24.04.17 – Biens chers frères et sœurs,
Voilà que votre pasteur est atteint, comme on le dit d’une maladie, par l’âge de la retraite. La fête que vous avez organisée à l’occasion de mon départ était fort belle et m’a beaucoup touché. Toute la joie que j’ai eue auprès de vous et dont j’ai parlé, fut sincère. Et lorsque l’un de vous m’a demandé pourquoi je n’ai pas souhaité jouer les prolongations dans cette Église que j’ai servie huit ans durant et qui allait se retrouver sans berger, j’ai balbutié une réponse qui ne pouvait convaincre personne.
C’est pourquoi j’ose prendre le temps ici de m’expliquer. Une raison concentre toutes les autres: je suis épuisé! Et même, en toute franchise, vous m’avez épuisé! Vous et les postes que j’ai occupés précédemment.
J’ai été pasteur quarante ans et je suis usé comme si j’avais été mineur de fond. L’image n’est pas exagérée: toute ma vie, j’ai voulu extraire de vous le meilleur en plaidant la cause du Christ. J’ai été serviteur de Dieu et esclave de mes paroissiens. Alors que je rêvais de louer la magnificence du Seigneur, vous m’avez écrasé avec vos soucis, vos bobos, vos critiques, vos exigences, vos médisances et même vos surveillances. Parce que vous ne parveniez pas à être parfaits, vous avez mis en exergue toutes mes faiblesses et toutes mes failles. Parce que vous ne mettiez pas en pratique la Parole, vous avez pointé mes prédications contraignantes. Parce que vous doutiez de vous, vous avez dénigré mon engagement. Oui, moralement, vous m’avez laminé.

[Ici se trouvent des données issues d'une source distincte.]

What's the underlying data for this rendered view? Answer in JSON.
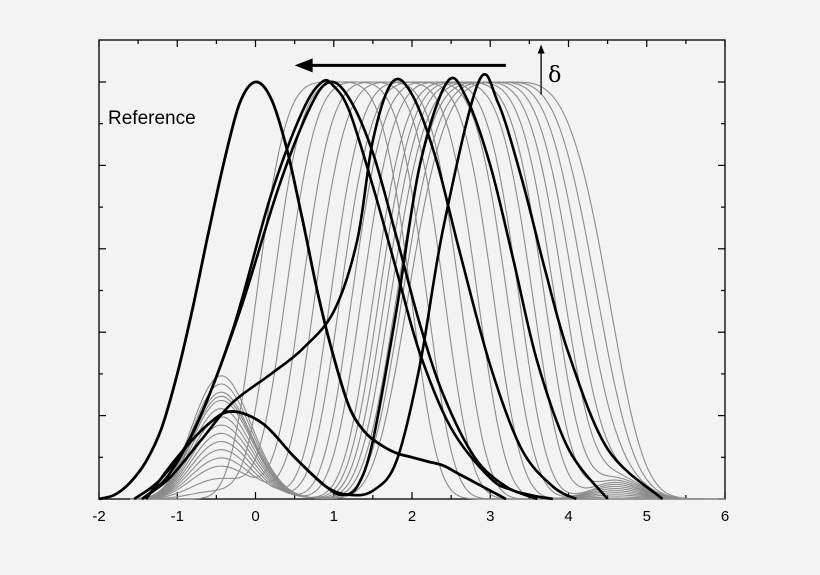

Les fleurs que vous avez offertes à ma femme ne lui feront pas oublier, par exemple, les quatre ans durant lesquels elle a réclamé que soit installé le double vitrage au presbytère vétuste, alors que la plupart d’entre vous construisiez de belles maisons. Ce détail témoigne de la mesure de votre considération à l’égard de votre berger et de sa famille. Et comment ne pas être blessé lorsque la trésorière m’a fait remarquer que j’avais le même salaire qu’un pasteur d’une grande Église alors que la nôtre ne comptait que 42 membres?
Tous ces coups absorbés, reçus de personnes qui prennent avec moi la Cène, je les aurais acceptés s’ils n’étaient que maladresse, mais ils sont le reflet de votre égoïsme et de votre indifférence. Je comprends alors pourquoi nos témoignages chrétiens suscitent si peu de conversions!
Vous allez penser que je suis amer, que je vis mal ma situation de nouveau retraité, que je suis atteint de ce burn-out qui frappe les pasteurs, que ce n’est pas acceptable de la part d’un serviteur de Dieu qui ne travaille qu’un week-end par semaine. Vous ne feriez alors que confirmer ce que j’ai toujours lu: de Moïse à Paul, sans oublier Jésus, les conducteurs du peuple ont été victimes d’un immense désamour de la part de ceux qu’ils voulaient éclairer. mais leur œuvre demeure! Je m’attache donc au fait que ce que j’ai semé a porté du fruit.